Właściwie to nie wiem co lub kto sprowokował mnie do napisania tego wierszyka. Być może nie mogłam się dogadać z jakimś "ktosiem"...i zwyczajnie napisałam , by pozbyć się problemu. Może, kiedy Jeremi będzie starszy, przyda się taka "nauka"...
Rozmowa
Niedaleko, nad strumykiem,
Spotkał żółwik się z żółwikiem.
Że nie mieli czasu sporo,
Do rozmowy już się biorą:
– Witaj bracie!
– Witaj kumie!
– Co u ciebie?
– Nie rozumiem...
– No, co słychać?
– Co ja słyszę?
– Szum strumyka...coraz ciszej...
– A co w domu?
– Co nikomu?
– Nie nikomu!
– Tylko?
– W domu!
– Po co komu?
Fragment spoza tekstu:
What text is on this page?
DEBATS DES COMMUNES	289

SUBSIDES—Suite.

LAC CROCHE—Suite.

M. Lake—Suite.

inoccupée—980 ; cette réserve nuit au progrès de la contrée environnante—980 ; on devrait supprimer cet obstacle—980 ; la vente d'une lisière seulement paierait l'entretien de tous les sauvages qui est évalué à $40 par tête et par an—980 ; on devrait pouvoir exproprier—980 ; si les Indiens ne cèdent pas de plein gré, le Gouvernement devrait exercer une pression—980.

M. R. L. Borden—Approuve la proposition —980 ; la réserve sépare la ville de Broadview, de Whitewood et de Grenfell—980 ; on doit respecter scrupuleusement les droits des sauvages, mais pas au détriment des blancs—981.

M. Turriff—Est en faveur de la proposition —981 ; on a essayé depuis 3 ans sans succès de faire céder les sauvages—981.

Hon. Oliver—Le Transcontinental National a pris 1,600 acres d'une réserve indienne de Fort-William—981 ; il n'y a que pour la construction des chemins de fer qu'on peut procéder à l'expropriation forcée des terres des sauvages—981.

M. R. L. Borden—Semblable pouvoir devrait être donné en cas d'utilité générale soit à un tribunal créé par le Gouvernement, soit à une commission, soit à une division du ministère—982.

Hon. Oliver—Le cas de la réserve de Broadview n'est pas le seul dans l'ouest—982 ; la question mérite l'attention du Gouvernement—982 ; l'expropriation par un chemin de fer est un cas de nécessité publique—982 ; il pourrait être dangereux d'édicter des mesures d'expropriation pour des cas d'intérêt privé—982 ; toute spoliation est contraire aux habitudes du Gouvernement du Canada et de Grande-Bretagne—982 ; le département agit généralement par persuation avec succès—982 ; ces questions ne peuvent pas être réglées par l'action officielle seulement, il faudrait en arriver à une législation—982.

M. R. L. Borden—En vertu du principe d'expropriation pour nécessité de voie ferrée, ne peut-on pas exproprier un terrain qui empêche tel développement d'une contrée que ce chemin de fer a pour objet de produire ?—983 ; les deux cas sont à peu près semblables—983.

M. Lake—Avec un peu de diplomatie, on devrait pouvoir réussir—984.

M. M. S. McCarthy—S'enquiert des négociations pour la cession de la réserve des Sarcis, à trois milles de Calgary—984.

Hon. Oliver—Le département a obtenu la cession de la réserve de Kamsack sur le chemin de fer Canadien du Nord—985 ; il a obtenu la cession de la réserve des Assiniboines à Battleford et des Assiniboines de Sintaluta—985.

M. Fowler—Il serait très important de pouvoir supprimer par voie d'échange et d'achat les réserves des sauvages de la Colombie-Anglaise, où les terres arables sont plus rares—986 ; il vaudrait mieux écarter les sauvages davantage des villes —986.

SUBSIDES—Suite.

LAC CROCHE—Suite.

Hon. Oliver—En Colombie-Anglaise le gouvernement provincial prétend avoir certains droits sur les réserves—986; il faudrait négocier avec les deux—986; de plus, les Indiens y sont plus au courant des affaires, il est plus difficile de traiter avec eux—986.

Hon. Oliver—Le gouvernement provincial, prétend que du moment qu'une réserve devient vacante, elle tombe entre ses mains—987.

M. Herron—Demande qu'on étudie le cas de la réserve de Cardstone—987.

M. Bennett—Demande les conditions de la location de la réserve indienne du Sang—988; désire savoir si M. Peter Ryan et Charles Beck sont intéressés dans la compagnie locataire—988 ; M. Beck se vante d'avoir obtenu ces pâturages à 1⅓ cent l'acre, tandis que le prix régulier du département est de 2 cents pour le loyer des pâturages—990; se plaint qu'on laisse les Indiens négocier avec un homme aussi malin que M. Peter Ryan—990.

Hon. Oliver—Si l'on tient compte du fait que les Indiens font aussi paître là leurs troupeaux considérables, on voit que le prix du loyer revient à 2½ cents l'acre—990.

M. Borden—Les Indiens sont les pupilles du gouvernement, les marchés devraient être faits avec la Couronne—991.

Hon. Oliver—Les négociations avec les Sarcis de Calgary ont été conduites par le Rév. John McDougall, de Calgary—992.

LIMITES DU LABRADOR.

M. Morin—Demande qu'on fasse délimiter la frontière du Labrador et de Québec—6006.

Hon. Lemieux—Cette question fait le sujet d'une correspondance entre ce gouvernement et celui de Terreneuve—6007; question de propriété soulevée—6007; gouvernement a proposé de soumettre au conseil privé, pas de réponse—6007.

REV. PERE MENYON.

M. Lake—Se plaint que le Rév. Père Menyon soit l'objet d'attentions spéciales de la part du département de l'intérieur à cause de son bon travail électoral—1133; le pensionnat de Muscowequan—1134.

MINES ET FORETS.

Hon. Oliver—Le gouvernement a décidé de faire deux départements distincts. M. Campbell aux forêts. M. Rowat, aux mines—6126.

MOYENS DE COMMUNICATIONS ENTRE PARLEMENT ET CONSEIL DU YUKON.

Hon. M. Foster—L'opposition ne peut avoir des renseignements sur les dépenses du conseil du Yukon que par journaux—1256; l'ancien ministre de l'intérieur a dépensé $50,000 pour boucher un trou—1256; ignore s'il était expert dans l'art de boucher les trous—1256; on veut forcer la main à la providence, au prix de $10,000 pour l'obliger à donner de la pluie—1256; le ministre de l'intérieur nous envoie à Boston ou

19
Jakim domu?
– E, nie powiem!
– Nic nikomu?
– Ty do domu?
– Tak, do domu!
– Żegnaj zatem!
– Jakim latem?
– No, nie latem!
– Tylko?
– Zatem!
– Idę sobie!
– Też tak zrobię!
I tak sobie popytali,
Popytali, pogadali,
Każdy poszedł w dalszą drogę.
Co za gadka? Ja nie mogę!
A z powiastki tej wynika:
Czasem szkoda aż języka,
by zamieniać tysiąc słów
nic nie wiedząc z tego...
ufffffffffff...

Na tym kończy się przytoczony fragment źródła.